Beyond Japanese cinema, where ecological concerns flow from Shintoist thought, environmentalism has become, arguably, the chief religious art of the modern world. The cathedrals of the medieval world have been since replaced by public spaces that call attention to a transgressive industrial past. Another recent MoMA exhibit perfectly articulated the religious intimations of environmentalist art. Groundswell: Constructing the Contemporary Landscape offers a view of contemporary urban landscapes reappropriated after their industrial dereliction. As the program notes, "nearly every significant landscape designed in recent years occupies a site that has been reinvented and reclaimed from obsolescence or degradation as cities in the postindustrial remake their outdoor spaces." In other words, these new designs represent a sort of contrition toward a misused Mother Earth, often maintaining the scars of their industrial abuse as if a continual reminder for generations ahead of the industrial era's grave sins.

But more on that later: in a film review of mine to be published next month, I further articulate the reasons for evaluating environmentalism as a religion.
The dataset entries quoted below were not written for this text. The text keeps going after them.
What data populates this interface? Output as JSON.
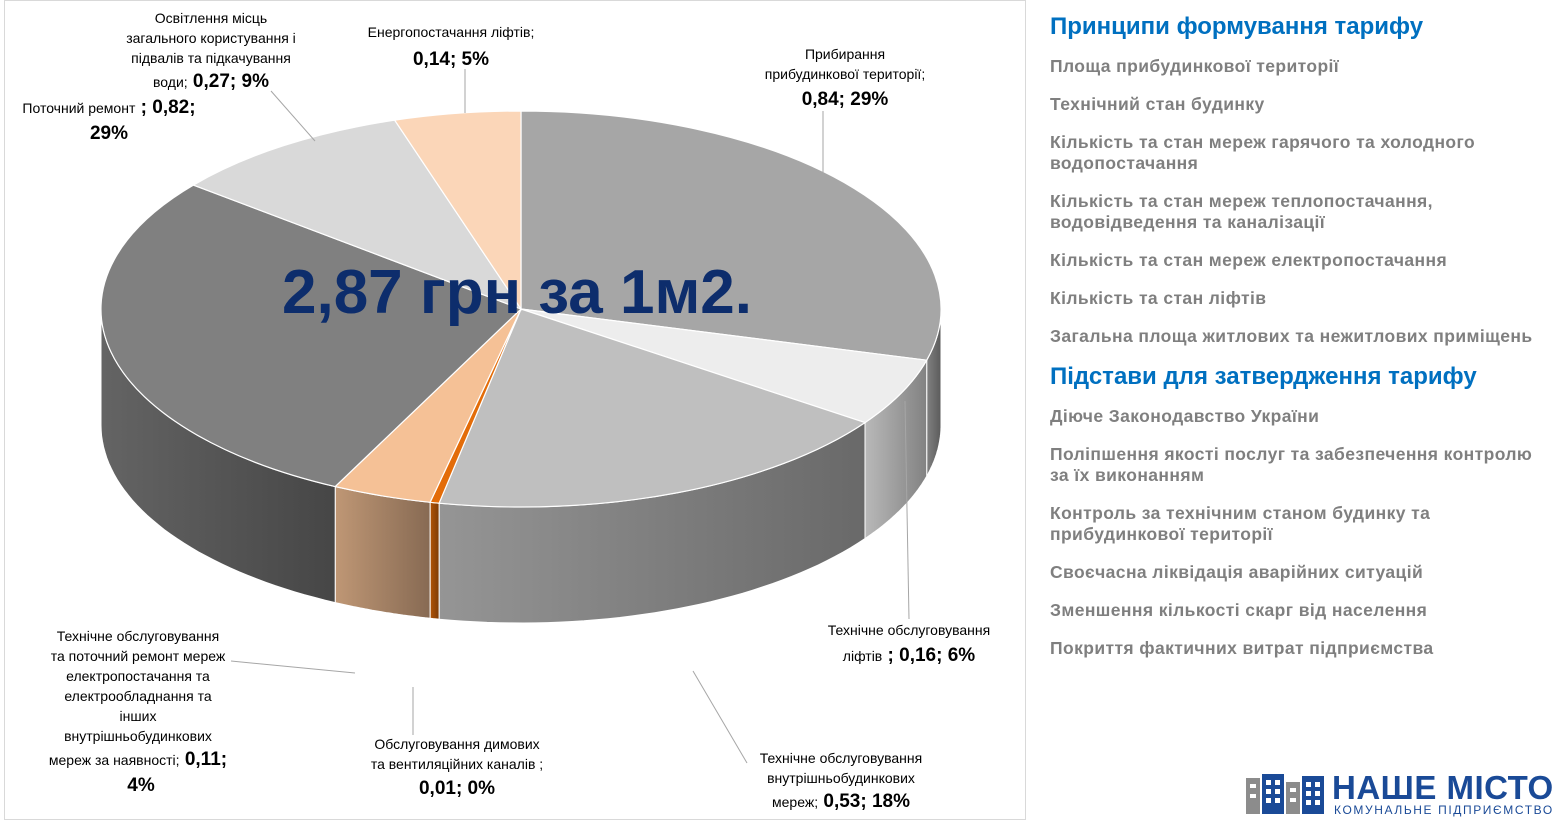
{
  "chart_data": {
    "type": "pie",
    "style": "3d",
    "center_label": "2,87 грн за 1м2.",
    "slices": [
      {
        "name": "Прибирання прибудинкової території;",
        "value": 0.84,
        "percent": "29%",
        "label_val": "0,84; 29%",
        "color": "#a6a6a6"
      },
      {
        "name": "Технічне обслуговування ліфтів",
        "value": 0.16,
        "percent": "6%",
        "label_val": " ; 0,16; 6%",
        "color": "#ededed"
      },
      {
        "name": "Технічне обслуговування внутрішньобудинкових мереж;",
        "value": 0.53,
        "percent": "18%",
        "label_val": "0,53; 18%",
        "color": "#bfbfbf"
      },
      {
        "name": "Обслуговування димових та вентиляційних каналів ;",
        "value": 0.01,
        "percent": "0%",
        "label_val": "0,01; 0%",
        "color": "#e36c09"
      },
      {
        "name": "Технічне обслуговування та поточний ремонт мереж електропостачання та електрообладнання та інших внутрішньобудинкових мереж за наявності;",
        "value": 0.11,
        "percent": "4%",
        "label_val": "0,11; 4%",
        "color": "#f5c196"
      },
      {
        "name": "Поточний ремонт",
        "value": 0.82,
        "percent": "29%",
        "label_val": "; 0,82; 29%",
        "color": "#808080"
      },
      {
        "name": "Освітлення місць загального користування і підвалів та підкачування води;",
        "value": 0.27,
        "percent": "9%",
        "label_val": "0,27; 9%",
        "color": "#d9d9d9"
      },
      {
        "name": "Енергопостачання ліфтів;",
        "value": 0.14,
        "percent": "5%",
        "label_val": "0,14; 5%",
        "color": "#fbd6b8"
      }
    ]
  },
  "principles": {
    "title": "Принципи формування тарифу",
    "items": [
      "Площа прибудинкової території",
      "Технічний стан будинку",
      "Кількість та стан мереж гарячого та холодного водопостачання",
      "Кількість та стан мереж теплопостачання, водовідведення та каналізації",
      "Кількість та стан мереж електропостачання",
      "Кількість та стан ліфтів",
      "Загальна площа житлових та нежитлових приміщень"
    ]
  },
  "grounds": {
    "title": "Підстави для затвердження тарифу",
    "items": [
      "Діюче Законодавство України",
      "Поліпшення якості послуг та забезпечення контролю за їх виконанням",
      "Контроль за технічним станом будинку та прибудинкової території",
      "Своєчасна ліквідація аварійних ситуацій",
      "Зменшення кількості скарг від населення",
      "Покриття фактичних витрат підприємства"
    ]
  },
  "logo": {
    "title": "НАШЕ МІСТО",
    "subtitle": "КОМУНАЛЬНЕ ПІДПРИЄМСТВО",
    "colors": {
      "blue": "#1a4a97",
      "gray": "#8c8c8c"
    }
  }
}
If you are unable to wait that long, I would recommend Michael Crichton's speech to the Commonweath Club.

As for the current film program at the MoMA, or for Miyazaki's art more generally, it almost goes without saying that it is essential, whether or not its respective religious intimations are of any interest to you. I mention these only out of what is otherwise critical slight: to understand Miyazaki's work in particular, I would argue, it is necessary to understand it within its Shintoist rubric.